The current study enrolled 48 people who had persistent impaired awareness of hypoglycemia and experienced severe hypoglycemic events despite expert care by a diabetes specialist or endocrinologist. The study used a standardized manufacturing protocol to prepare purified islets from the pancreases of deceased human donors, and all study participants received at least one transplant of islets injected into the portal vein, the major vessel that carries blood from the intestine into the liver.
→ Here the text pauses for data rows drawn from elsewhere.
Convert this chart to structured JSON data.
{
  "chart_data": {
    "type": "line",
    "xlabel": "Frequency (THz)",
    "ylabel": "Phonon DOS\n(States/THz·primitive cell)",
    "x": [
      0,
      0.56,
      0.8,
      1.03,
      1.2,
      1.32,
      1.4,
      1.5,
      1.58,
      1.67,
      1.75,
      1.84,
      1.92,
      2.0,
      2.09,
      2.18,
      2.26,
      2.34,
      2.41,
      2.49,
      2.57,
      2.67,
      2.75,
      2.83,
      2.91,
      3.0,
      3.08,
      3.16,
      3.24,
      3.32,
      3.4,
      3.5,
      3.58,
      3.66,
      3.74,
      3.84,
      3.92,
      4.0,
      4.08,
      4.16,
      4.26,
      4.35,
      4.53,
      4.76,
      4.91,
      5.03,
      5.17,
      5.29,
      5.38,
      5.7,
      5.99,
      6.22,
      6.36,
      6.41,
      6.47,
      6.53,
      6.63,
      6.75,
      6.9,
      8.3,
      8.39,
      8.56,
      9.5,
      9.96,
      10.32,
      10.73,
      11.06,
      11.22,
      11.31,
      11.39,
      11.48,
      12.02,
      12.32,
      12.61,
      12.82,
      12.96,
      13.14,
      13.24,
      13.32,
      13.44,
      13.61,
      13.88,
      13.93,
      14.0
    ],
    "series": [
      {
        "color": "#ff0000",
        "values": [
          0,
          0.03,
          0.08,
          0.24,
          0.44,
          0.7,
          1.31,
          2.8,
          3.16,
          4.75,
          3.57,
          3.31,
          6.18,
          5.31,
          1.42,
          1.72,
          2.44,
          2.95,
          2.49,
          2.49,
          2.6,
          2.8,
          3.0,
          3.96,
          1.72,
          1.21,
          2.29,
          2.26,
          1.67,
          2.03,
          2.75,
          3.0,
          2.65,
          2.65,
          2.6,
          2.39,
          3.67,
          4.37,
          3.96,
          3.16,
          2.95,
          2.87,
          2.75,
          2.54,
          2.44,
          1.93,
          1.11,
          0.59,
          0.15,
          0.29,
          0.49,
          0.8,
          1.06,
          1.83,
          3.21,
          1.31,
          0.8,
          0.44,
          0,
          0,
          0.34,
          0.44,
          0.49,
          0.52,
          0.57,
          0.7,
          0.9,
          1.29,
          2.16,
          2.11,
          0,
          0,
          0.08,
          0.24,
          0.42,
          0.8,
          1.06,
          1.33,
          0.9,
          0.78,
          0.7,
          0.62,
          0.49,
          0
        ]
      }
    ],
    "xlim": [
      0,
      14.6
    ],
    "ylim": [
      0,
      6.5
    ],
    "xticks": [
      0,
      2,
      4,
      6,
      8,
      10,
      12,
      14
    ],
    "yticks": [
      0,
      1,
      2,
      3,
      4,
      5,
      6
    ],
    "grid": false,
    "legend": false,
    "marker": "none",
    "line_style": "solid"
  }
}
Islet recipients currently must take immunosuppressive drugs for the rest of their lives to prevent their immune systems from rejecting the transplanted cells.


Results showed that one year after the first transplant, 88% of study participants were free of severe hypoglycemic events, had established near-normal control of glucose levels, and had restored hypoglycemic awareness. After two years, 71% of participants continued to meet these criteria for transplant success. Participants who still needed insulin 75 days after transplant were eligible for another islet infusion. Twenty-five participants received a second transplant, and one received three. After one year, 52% of study participants no longer needed insulin therapy.


The authors are continuing to follow participants to determine whether the benefits of restoring near-normal blood glucose control and protection from severe hypoglycemic events will outweigh the risks associated with chronic immunosuppression.